On the Rodeo Circuit, July is Cowboy Christmas

Culture

After graduating from college in May, I grabbed my backpack and, along with Daniel Garber, a friend and former classmate, hopped into a '98 Mercury Villager to trail the cowboys and cowgirls who compete in professional rodeos. We arrived just in time for “Cowboy Christmas,” the weeks surrounding the July 4, which earned their name from the numerous professional rodeos held daily throughout the Mountain West.  For rodeo cowboys, Cowboy Christmas is an unparalleled attraction because each contestant has the opportunity to earn payouts of tens or even hundreds of thousands of dollars. Through rodeos, they are able to promote a uniquely American Western way of living, one that supposedly has been passed down through generations, and turn a profit at the same time — but only if they adopt incongruously modern strategies.
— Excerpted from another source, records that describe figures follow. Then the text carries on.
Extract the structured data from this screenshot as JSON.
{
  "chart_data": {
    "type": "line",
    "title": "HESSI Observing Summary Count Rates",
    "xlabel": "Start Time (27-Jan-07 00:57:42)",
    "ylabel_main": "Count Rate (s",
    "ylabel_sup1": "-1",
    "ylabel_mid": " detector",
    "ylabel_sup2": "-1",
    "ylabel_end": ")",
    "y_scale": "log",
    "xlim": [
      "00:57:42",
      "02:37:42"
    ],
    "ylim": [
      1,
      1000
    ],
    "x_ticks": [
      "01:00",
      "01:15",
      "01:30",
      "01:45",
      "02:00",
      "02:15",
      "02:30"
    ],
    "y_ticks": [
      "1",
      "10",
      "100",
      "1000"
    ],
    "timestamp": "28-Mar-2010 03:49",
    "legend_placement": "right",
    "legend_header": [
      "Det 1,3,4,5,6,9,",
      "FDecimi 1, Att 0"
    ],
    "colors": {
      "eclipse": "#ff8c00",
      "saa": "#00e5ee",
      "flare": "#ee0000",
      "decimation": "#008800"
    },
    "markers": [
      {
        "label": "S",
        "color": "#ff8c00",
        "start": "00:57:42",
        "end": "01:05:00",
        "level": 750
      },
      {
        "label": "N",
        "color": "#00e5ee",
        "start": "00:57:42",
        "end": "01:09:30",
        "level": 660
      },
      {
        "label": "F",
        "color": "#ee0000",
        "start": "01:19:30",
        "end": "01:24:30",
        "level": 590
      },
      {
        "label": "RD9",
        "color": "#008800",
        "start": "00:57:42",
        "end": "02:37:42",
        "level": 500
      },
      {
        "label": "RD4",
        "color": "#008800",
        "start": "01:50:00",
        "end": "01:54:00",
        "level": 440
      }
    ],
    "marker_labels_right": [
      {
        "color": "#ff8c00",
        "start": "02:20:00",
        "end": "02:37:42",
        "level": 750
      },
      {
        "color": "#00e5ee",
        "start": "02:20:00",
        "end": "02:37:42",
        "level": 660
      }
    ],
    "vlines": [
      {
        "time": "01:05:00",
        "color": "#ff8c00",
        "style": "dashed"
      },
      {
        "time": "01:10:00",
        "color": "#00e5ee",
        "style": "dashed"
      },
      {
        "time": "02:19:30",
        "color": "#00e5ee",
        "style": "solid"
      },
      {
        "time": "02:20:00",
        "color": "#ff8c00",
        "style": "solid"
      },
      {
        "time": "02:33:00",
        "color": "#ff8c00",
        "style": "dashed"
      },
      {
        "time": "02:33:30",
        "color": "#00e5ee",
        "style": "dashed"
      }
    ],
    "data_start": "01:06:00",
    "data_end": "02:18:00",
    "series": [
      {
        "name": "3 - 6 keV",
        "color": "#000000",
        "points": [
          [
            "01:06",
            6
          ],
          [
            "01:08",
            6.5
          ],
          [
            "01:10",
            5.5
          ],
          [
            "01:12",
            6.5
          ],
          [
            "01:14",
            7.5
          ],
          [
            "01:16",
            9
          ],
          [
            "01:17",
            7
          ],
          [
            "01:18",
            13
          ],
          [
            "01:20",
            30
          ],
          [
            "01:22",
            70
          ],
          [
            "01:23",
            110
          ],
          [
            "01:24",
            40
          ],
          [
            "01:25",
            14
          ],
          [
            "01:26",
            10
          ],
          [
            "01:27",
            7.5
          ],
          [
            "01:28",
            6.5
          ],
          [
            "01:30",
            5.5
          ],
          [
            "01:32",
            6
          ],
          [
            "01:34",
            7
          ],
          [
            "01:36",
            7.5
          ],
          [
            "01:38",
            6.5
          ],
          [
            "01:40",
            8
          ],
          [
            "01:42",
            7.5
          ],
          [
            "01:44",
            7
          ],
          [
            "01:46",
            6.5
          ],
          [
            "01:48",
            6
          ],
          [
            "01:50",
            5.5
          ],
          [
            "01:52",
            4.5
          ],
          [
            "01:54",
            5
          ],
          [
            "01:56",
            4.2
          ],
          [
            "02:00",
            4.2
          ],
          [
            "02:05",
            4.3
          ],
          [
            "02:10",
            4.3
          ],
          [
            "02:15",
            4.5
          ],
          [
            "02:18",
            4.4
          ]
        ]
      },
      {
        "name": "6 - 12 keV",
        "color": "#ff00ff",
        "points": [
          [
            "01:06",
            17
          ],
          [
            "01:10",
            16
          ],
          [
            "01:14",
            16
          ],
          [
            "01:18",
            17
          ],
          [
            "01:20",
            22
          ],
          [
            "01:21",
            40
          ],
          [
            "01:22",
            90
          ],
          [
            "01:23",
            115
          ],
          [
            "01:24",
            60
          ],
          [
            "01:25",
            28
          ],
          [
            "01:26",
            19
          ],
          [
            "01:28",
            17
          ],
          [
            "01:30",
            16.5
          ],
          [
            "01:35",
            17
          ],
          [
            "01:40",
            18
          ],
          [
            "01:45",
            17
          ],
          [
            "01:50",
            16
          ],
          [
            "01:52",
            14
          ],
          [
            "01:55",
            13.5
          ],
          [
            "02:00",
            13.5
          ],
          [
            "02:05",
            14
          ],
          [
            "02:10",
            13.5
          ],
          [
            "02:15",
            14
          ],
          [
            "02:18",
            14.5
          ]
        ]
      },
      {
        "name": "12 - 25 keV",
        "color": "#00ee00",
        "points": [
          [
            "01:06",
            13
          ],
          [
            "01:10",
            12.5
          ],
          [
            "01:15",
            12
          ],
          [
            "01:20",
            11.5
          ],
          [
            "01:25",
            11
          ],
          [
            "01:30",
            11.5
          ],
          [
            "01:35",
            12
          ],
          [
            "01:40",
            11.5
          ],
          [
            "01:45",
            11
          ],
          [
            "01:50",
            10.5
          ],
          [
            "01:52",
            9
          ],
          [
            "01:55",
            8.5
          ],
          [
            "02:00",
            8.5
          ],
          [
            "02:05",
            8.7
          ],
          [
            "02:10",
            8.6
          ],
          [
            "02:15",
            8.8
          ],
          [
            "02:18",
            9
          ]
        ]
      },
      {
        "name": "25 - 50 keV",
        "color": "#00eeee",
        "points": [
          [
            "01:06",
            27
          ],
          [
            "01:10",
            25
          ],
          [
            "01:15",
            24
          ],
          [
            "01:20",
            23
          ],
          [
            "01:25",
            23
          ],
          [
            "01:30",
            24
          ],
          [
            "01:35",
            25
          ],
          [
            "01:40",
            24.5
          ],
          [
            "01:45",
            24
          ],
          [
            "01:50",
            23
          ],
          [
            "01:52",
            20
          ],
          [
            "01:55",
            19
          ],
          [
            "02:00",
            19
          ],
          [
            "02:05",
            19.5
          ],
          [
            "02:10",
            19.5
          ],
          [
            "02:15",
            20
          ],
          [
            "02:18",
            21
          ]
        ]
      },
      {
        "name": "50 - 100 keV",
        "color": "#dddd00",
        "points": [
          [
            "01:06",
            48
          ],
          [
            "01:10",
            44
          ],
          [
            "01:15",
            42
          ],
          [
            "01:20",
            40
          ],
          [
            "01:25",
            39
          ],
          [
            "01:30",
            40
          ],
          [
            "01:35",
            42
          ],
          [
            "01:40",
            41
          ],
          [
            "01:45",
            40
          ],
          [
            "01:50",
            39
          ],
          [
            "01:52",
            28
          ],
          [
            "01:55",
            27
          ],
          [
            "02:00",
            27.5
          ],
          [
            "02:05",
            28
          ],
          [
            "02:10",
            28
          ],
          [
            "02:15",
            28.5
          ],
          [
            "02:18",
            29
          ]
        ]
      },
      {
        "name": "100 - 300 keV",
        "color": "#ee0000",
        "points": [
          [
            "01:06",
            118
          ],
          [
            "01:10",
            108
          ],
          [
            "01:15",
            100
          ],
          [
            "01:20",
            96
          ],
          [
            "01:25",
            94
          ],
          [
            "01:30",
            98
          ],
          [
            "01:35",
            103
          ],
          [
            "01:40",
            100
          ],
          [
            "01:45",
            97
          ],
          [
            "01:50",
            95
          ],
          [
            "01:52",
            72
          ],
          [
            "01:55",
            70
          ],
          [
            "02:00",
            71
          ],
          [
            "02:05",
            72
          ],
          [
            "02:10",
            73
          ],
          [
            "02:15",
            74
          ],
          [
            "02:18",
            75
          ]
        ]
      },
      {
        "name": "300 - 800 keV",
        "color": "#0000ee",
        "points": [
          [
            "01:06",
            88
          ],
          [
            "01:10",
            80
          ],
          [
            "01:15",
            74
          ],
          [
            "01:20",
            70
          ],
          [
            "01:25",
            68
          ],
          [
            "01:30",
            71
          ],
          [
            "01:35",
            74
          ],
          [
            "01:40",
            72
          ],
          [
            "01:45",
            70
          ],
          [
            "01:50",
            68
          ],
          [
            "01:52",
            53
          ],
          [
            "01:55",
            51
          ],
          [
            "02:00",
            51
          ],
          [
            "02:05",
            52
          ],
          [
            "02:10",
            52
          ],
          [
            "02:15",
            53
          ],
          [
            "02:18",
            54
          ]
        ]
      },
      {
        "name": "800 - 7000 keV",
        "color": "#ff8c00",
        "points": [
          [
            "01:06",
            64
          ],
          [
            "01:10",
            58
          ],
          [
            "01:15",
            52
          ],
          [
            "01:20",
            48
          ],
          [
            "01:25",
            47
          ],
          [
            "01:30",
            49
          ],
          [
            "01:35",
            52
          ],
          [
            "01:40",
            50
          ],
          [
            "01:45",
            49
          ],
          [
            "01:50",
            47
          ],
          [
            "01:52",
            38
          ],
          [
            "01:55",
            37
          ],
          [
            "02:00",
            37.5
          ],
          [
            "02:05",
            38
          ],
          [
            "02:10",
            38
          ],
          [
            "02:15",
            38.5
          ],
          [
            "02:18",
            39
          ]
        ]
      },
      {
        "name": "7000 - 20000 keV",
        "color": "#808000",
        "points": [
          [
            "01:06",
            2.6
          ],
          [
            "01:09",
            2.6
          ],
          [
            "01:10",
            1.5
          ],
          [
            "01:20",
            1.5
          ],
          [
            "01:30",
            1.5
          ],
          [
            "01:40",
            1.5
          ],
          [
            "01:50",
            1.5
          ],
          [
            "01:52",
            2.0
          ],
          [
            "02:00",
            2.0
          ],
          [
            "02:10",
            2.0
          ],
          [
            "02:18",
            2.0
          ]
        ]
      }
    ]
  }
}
Most small-town rodeos in the Mountain West bill themselves as traditional and Western. Beth Boggio, the secretary of the Red Lodge Rodeo Association, which has organized the Red Lodge, Montana Home of Champions Rodeo for 84 years, gave us a tour of the permanent rodeo arena. “This rodeo is no-frills,” she explained, describing its authenticity and how little has changed since the rodeo’s earlier days.

Even so, rodeos have cleaned up considerably. As recently as 15 years ago, many rodeos were violently rowdy. The clerk at Allen’s Manix Store, the historic general store in Augusta, Montana, told us that the town had to bring in dump trucks to take away the mounds of beer bottles that had accumulated during Augusta’s one-day rodeo. Thousands of spectators clogged Main Street, started fistfights, and climbed onto cars.

Those Wild West days are long gone. Professional rodeos, many of which are administered by the Professional Rodeo Cowboys Association (PRCA), have instituted many changes. In the name of audience safety, only judges and contestants are permitted to approach the chutes from which bulls, bucking horses, and calves are released. Many arenas have banned coolers, and police officers roam the grounds to stop fights before they escalate. The rodeo is now family-friendly, in an all-American, televisable way.

What remains is the rodeo’s adherence to showcasing Western life. Family remains at the heart of both rodeo and Western culture. Crowds frequently watch the sons and daughters of former champions prepare to compete while listening to their parents’ achievements.  In addition, rodeos begin with a prayer and the National Anthem. PRCA rules, used to enforce Western traditions, cover everything from the length of ropes to dress codes: Everyone in the rodeo arena must wear long-sleeve shirts, blue jeans, and cowboy hats.

Although the cowboys might look the same in the arena, there has also been a fundamental shift in who competes, and how. At the beginning of competitive rodeo, contestants were cowboys who worked on ranches nearby and who competed in order to show off their talents. Because the contestants were still working ranch hands, traveling across the county and traveling all the time were things that weren’t possible. Since the 1970s, many of the contestants have come from urban areas and have never worked on a ranch. Although rodeo families remain, there are outsiders, too, who are successful. In fact, many bullriders are uncomfortable on horseback. After the rodeo performance, many contestants ditch their Western attire for baseball caps, t-shirts, and basketball shorts. In recent years, the changes have accelerated. The most successful contestants charter jets to fly them from one rodeo in the afternoon to another one in the evening. Still more cowboys and cowgirls maintain a strong web presence through Twitter, Facebook, and personal websites, where they sell merchandise and services.

Some of the changes are directly related to the professionalization of the sport.  Corporations now not only sponsor the rodeos themselves, providing additional prize money, saddles, silver buckles, and trucks for the winners, but also individual competitors in return for advertising returns. These corporate sponsorships require rodeo contestants not only to be accessible via social media but also to actively create and maintain fan bases. 

What do all of these changes mean for the future of rodeos? Although rodeo contestants and rodeos abide by a set of rules that implies continuity and tradition, things are different behind the scenes. The jet-setting lifestyle is exhausting. Flying in chartered jets means the contestants of timed events must train multiple sets of horses and manage their locations. It takes a lot of money to continuously fill up gas tanks, so many rodeo contestants carpool. Bronco and bull riders sometimes pile up — up to six cowboys in one van. The rodeo cowboys and cowgirls are committed to making it work. Rodeo isn’t just their job — it’s their life.